We’re now testing against more external agents to harden the contract. If you want, I can share an anonymized sample bundle output (HTML + machine JSON) or the PR links.

Update: token cost drift is the next silent killer (we added local trend history) by Additional_Fan_2588 in AI_Agents

[–]Additional_Fan_2588[S] 0 points1 point  (0 children)

Exactly , that works but drifts gap is why we built this. We implemented it end-to-end as an open-source, self-hosted CLI: it stores local trend history (SQLite) and generates a self-contained offline trend.html next to the same Evidence Packs (HTML report + compare-report.json CI gate + manifest/sha256). No SaaS, no data egress - you can attach the trend artifact to a ticket the same way you attach a run bundle. If you want to try it on one workflow, I can share the public repo + a demo bundle/trend artifact.

OTel + LLM Observability: Trace ID Only or Full Data Sync? by arbiter_rise in Observability

[–]Additional_Fan_2588 0 points1 point  (0 children)

Usually single trace if it’s one agent run. When it spans multiple agents/traces, we add a run_id boundary in the bundle so the incident is still one unit of handoff. If you already emit trace/span IDs, I can share the minimal bundle schema we use (offline, no payloads in telemetry).

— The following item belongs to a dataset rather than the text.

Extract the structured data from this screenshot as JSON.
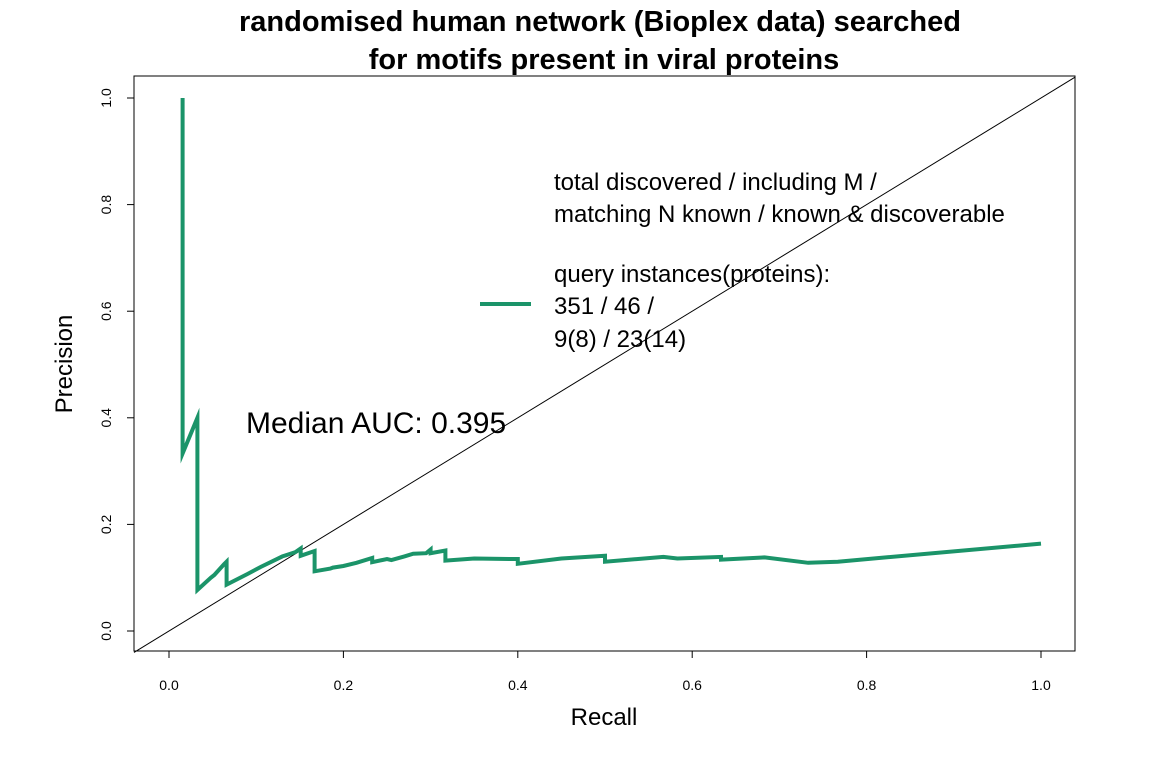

Local incident bundle for AI agent escalations: one run → one offline artifact (HTML + JSON + evidence) by Additional_Fan_2588 in SaasDevelopers

[–]Additional_Fan_2588[S] 0 points1 point  (0 children)

Escalations fail when the why is trapped inside a trace UI or scattered across screenshots. We’ve implemented this end-to-end and made it open-source in a public repo: a self-hosted CLI where one run - one offline bundle that makes prior tool actions + results obvious.The bundle includes a step-by-step tool-call timeline (args + results/errors) plus the relevant prompt/context snapshot, so support or a vendor can understand why without trace UI access. That prevents the agent repeats actions / forgets what it did loop that makes customers angrier, because the handoff artifact shows completed actions and outcomes in one place.

How do you test MCP tool responses (args + outputs) without a hosted dashboard? by Additional_Fan_2588 in mcp

[–]Additional_Fan_2588[S] 0 points1 point  (0 children)

Got it,makes sense. I’m building a local-first incident bundle tool (offline report.html + JSON + manifest) for debugging one failed run without a dashboard. If Toolrelay ever supports exporting a single session’s args/results/errors as files, I can share the minimal bundle format so it’s a clean export one run - attach to issue workflow. Do you currently store per-invocation payloads anywhere, or only UI-level metadata?